Moira, the heroine of “Destinée,” is a poor girl from the countryside who moves to Port-au-Prince when her parents die; she moves in with her aunt but is kicked out after she is raped by a cousin and becomes pregnant.

“The problems Moira faces are unfortunately common in Haitian culture,” said Véronique Cadet, who writes, produces, directs and stars in the series. “It’s a lot like other telenovelas, but people here can recognize themselves.” Voodoo is woven into the plot, but Moira, Ms. Cadet said, is a pious Christian. “Mostly she cries and prays,” she explained with a shrug.

Shortly after the 2010 earthquake the United Nations commissioned a Haitian soap opera called “Under the Sky,” set in a tent camp, that was supposed to entertain earthquake victims while also teaching them to get along.

It was an ambitious project — with a budget of more than $440,000, according to one United Nations official — and it was shown only in camps and received lots of news attention. In Haiti, however, it never made it to television.

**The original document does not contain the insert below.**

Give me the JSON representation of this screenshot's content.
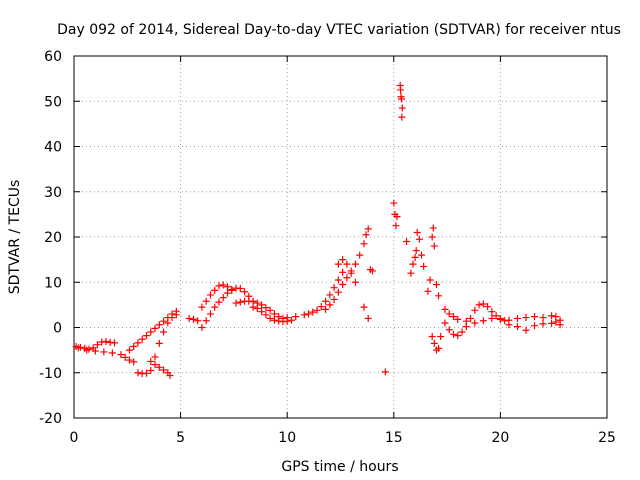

Now another group of foreign aid organizations is working with the Haitian government to create a sitcom to help Haitians help themselves. It is called “Tap-Tap,” the Haitian term for the colorfully painted vans that are the closest thing to reliable public transportation in the capital. Leonard Doyle, the spokesman for the International Organization for Migration, recruited a young Haitian director to film it. In the pilot a tap-tap driver whose taxi breaks down is robbed, but to his surprise he gets a helping hand from a rough-looking drifter with dreadlocks.

“We want to break down the barriers of prejudice,” Mr. Doyle said. “But we don’t want to turn out just another ‘good behavior’ lecture. We want to make it fun, have it become a hit, and the rest will flow.”

Contriving a hit, however, is not as easy as it sounds. While waiting for the Haitian government to put “Tap-Tap” on the air, Mr. Doyle and his colleagues have tried to gin up popular demand. The first idea was to make the show go viral via smartphones. That didn’t work because it’s so hard to stream video in Haiti, even on the Digicel 4G system. The creators then invested in a DVD burner so copies could be distributed to bootleggers and street vendors in hopes that the show would take off that way.

It’s still early, but “Tap-Tap,” while expertly filmed and scored, has not caught on, perhaps because it is a bit preachy. In the pilot the tap-tap driver offers the good Samaritan a reward, but the drifter refuses to take his money, and instead asks for job training. “Don’t give me a fish,” he says in Creole. “Teach me how to fish.”

Foreign aid workers don’t watch Haitian television. Yet they are determined to improve it.